CO₂ hydrogenation to methanol is a pivotal route for CO₂ conversion and fixation, with Cu-based catalysts currently exhibiting superior performance. However, the majority of reported Cu-based catalysts lack a comparison with commercial Cu-based catalysts employed in methanol synthesis from syngas. Furthermore, there are limited research works on the effect of sizes of Cu particle to catalyst performance, especially for inverse Cu catalysts, which is a promising catalyst with highly active ZrO_x-Cu interface. By precisely controlling the synthesis method to regulate the particle size of Cu in Zr-Cu inverse catalysts, we illustrated that the copper surface area plays a predominant role in influencing catalytic activity. Additionally, the presence of highly dispersed ZrO_x clusters on the surface of Cu particles not only enhances the space-time yield of methanol but also serves to segregate Cu particles and to inhibit sintering. The unique structure of Zr-Cu inverse catalysts leads to comparable reactivity to the commercial Cu catalysts.
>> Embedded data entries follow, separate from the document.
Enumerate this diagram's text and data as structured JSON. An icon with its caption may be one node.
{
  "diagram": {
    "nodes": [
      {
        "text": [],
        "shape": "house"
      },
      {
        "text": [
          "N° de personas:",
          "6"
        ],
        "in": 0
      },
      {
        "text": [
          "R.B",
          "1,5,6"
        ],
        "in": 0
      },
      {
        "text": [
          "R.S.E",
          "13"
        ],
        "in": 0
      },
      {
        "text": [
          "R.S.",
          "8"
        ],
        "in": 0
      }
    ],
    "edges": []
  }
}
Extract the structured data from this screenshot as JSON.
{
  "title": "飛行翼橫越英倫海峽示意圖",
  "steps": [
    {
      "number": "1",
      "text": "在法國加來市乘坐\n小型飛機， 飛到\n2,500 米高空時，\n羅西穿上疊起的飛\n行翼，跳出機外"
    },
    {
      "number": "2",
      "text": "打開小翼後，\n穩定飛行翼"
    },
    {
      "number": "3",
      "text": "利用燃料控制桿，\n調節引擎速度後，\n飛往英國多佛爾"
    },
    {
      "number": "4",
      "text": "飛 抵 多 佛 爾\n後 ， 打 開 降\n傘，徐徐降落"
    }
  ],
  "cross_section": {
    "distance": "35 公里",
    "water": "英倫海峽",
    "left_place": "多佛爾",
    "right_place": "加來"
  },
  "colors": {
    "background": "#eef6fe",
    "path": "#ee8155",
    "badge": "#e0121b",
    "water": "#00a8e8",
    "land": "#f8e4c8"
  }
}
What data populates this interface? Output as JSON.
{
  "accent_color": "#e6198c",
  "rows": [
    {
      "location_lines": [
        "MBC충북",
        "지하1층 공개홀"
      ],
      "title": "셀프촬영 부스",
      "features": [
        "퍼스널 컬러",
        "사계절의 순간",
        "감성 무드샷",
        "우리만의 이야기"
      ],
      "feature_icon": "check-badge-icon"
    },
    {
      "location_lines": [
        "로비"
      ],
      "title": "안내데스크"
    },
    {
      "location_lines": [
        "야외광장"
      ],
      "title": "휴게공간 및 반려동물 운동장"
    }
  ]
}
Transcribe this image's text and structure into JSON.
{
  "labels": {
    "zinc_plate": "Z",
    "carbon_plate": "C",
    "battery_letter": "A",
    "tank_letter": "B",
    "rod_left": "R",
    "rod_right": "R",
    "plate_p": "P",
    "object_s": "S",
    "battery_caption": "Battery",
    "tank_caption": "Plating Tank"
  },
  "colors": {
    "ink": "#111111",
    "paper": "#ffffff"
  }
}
CO _{2加氢制甲醇是CO 2}转化和固定的关键途径，目前铜基催化剂表现出优越的性能。然而，大多数报道的铜基催化剂缺乏与合成气合成甲醇中使用的商用铜基催化剂的比较。此外，关于Cu颗粒尺寸对催化剂性能影响的研究工作还很有限，特别是反相Cu催化剂，它是一种具有高活性ZrO _x -Cu界面的有前景的催化剂。通过精确控制合成方法来调节Zr-Cu反相催化剂中Cu的粒径，我们表明铜表面积在影响催化活性方面起着主导作用。此外，Cu颗粒表面高度分散的ZrO _x簇的存在不仅提高了甲醇的时空产率，而且还起到偏析Cu颗粒并抑制烧结的作用。 Zr-Cu反相催化剂的独特结构导致其反应活性与商业铜催化剂相当。